An all-atom molecular dynamics simulation suggests that the transcription factor encounters a barrier of 1 k_{B}T during sliding and 12 k_{B}T for dissociation, implying that the repressor will slide over 8 bp on average before dissociating. The in vivo search model for the lac repressor includes intersegment transfer and hopping as well as crowding by other proteins which make the genome in E. coli cells less accessible for the repressor. The existence of hopping, where the protein slips out of the major groove of DNA to land in another nearby groove along the DNA chain, has been proven more directly in vitro, where the lac repressor has been observed to bypass operators, flip orientation, and rotate with a longer pitch than the 10.5 bp period of DNA while moving along it.

==Discovery==
The lac repressor was first isolated by Walter Gilbert and Benno Müller-Hill in 1966. They showed that in vitro the protein bound to DNA containing the lac operon, and it released the DNA when IPTG (an analog of allolactose) was added.

== Protein family ==
LacI is the prototypical member of the LacI/GalR family (NF007075, PTHR30146), a group of transcriptional regulators with a similar structure of HTH DNA-binding domain (IPR000843), a linker, and a regulatory domain (IPR028082, G3DSA:3.40.50.2300; cd01537; PF13377); the tetramerization tail is not universal. Most of them are similarly repressors subject to allosteric moderation, but some act as activators (sometimes in addition to repression like CcpA, sometimes mainly/only activation like in Lactobacillus MalR). The number of operons they control also vary. Chimeric regulators have been made by mixing the HTH and regulatory domains from different regulators of the family.

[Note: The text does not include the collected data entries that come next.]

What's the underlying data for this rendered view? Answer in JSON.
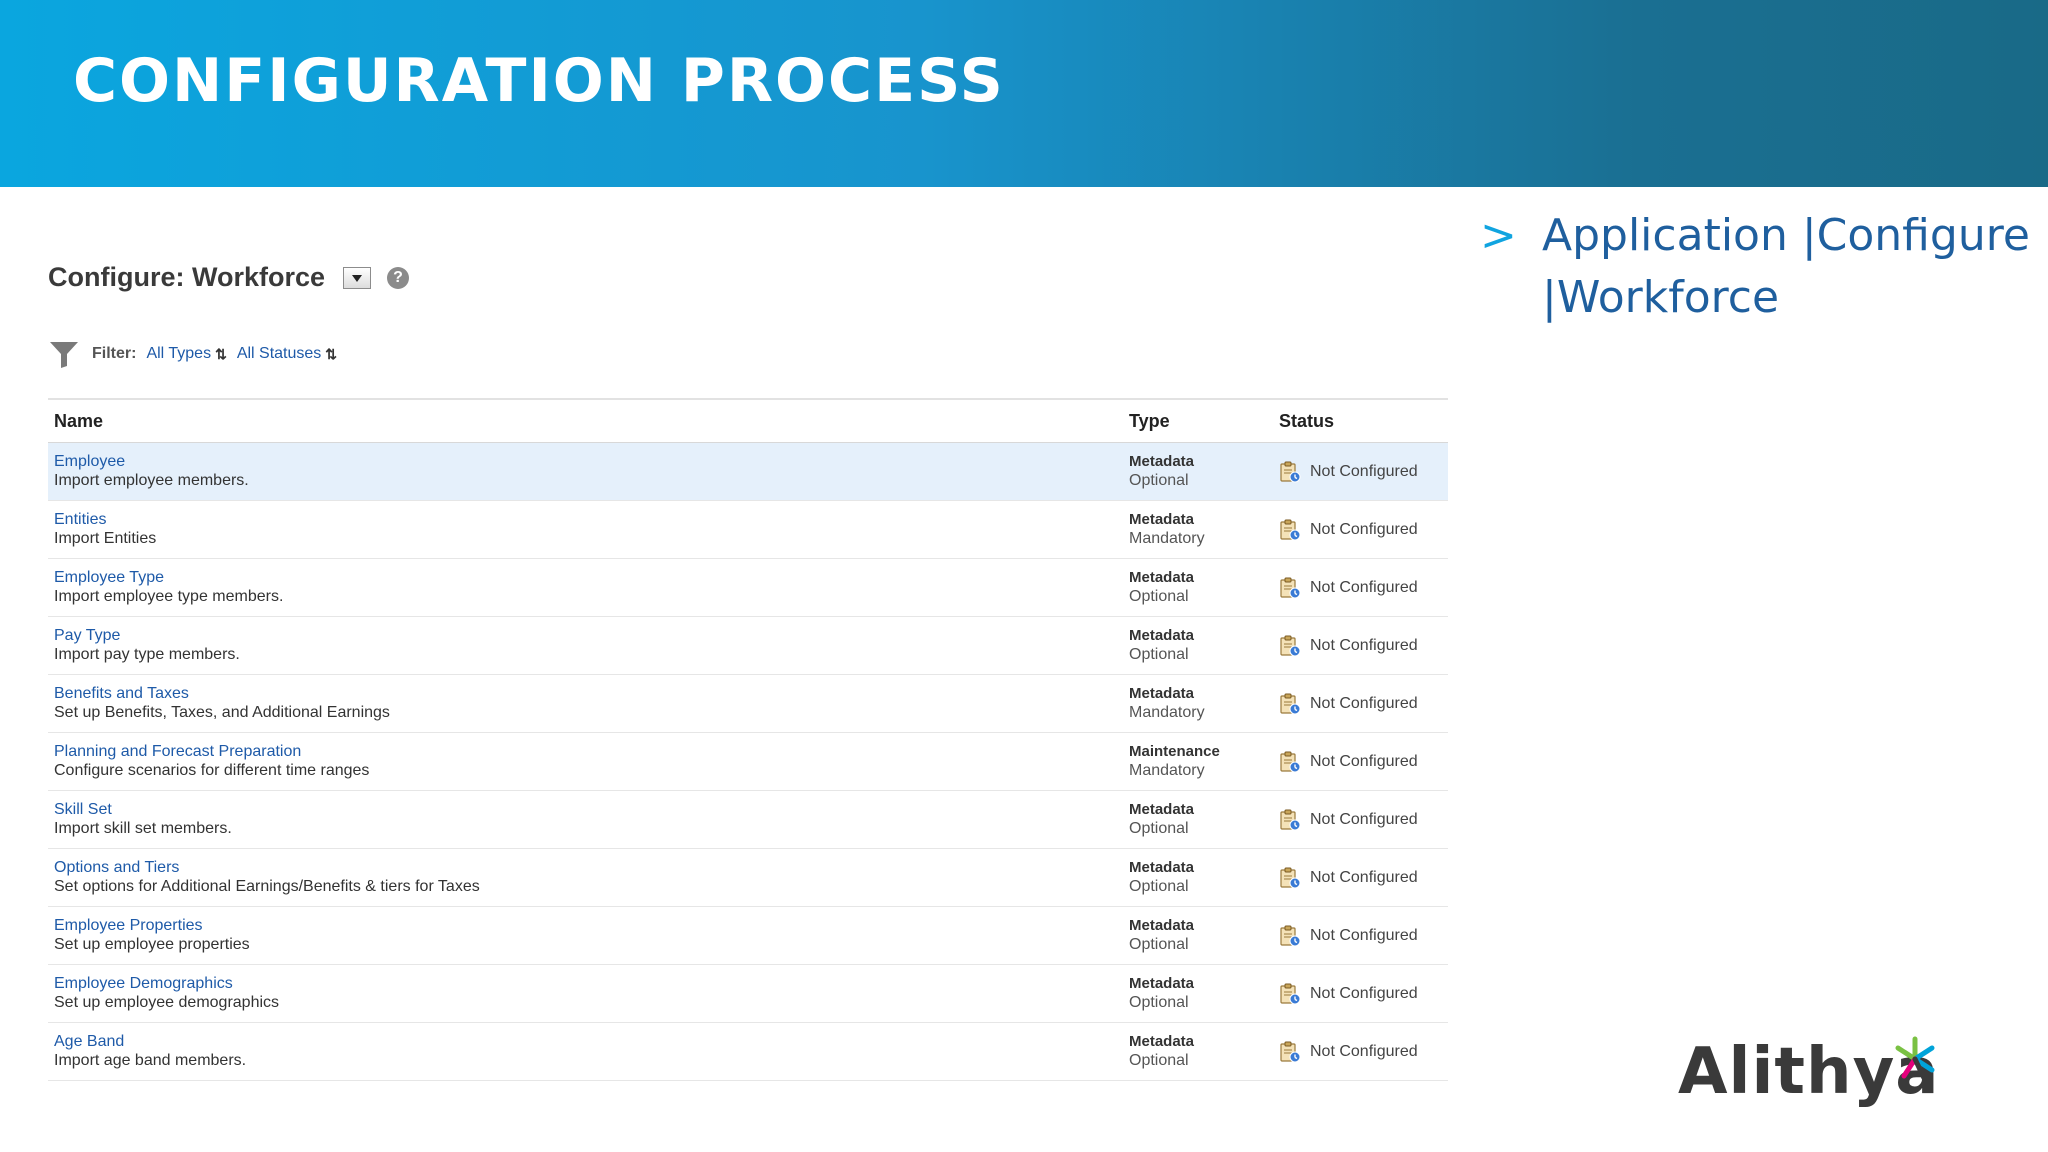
{
  "slide": {
    "title": "CONFIGURATION PROCESS"
  },
  "configure": {
    "title": "Configure: Workforce",
    "filter_label": "Filter:",
    "filter_type": "All Types",
    "filter_status": "All Statuses",
    "columns": {
      "name": "Name",
      "type": "Type",
      "status": "Status"
    },
    "rows": [
      {
        "name": "Employee",
        "desc": "Import employee members.",
        "type": "Metadata",
        "req": "Optional",
        "status": "Not Configured"
      },
      {
        "name": "Entities",
        "desc": "Import Entities",
        "type": "Metadata",
        "req": "Mandatory",
        "status": "Not Configured"
      },
      {
        "name": "Employee Type",
        "desc": "Import employee type members.",
        "type": "Metadata",
        "req": "Optional",
        "status": "Not Configured"
      },
      {
        "name": "Pay Type",
        "desc": "Import pay type members.",
        "type": "Metadata",
        "req": "Optional",
        "status": "Not Configured"
      },
      {
        "name": "Benefits and Taxes",
        "desc": "Set up Benefits, Taxes, and Additional Earnings",
        "type": "Metadata",
        "req": "Mandatory",
        "status": "Not Configured"
      },
      {
        "name": "Planning and Forecast Preparation",
        "desc": "Configure scenarios for different time ranges",
        "type": "Maintenance",
        "req": "Mandatory",
        "status": "Not Configured"
      },
      {
        "name": "Skill Set",
        "desc": "Import skill set members.",
        "type": "Metadata",
        "req": "Optional",
        "status": "Not Configured"
      },
      {
        "name": "Options and Tiers",
        "desc": "Set options for Additional Earnings/Benefits & tiers for Taxes",
        "type": "Metadata",
        "req": "Optional",
        "status": "Not Configured"
      },
      {
        "name": "Employee Properties",
        "desc": "Set up employee properties",
        "type": "Metadata",
        "req": "Optional",
        "status": "Not Configured"
      },
      {
        "name": "Employee Demographics",
        "desc": "Set up employee demographics",
        "type": "Metadata",
        "req": "Optional",
        "status": "Not Configured"
      },
      {
        "name": "Age Band",
        "desc": "Import age band members.",
        "type": "Metadata",
        "req": "Optional",
        "status": "Not Configured"
      }
    ]
  },
  "navigation": {
    "chevron": ">",
    "line1": "Application |Configure",
    "line2": "|Workforce"
  },
  "logo": {
    "text": "Alithya"
  },
  "colors": {
    "banner_start": "#0aa6df",
    "banner_end": "#196a87",
    "link": "#1e5aa8",
    "nav_text": "#1f5f9e",
    "selected_row": "#e5f0fb"
  }
}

Allosteric binding can either increase or decrease a LacI-like regulator's ability to bind DNA. The effect can vary depending on the specific ligand bound: inducers (e.g. allolactose and IPTG), anti-inducers, and neutral ligands (e.g. ONPG) are known for tetrameric LacI.

GalR, the other prototypical member, is the analogous regulator for the gal operon. It is less of a pure repressor, being able to also operate in a weaklier-repressing dimer in addition to the DNA-looping tetramer.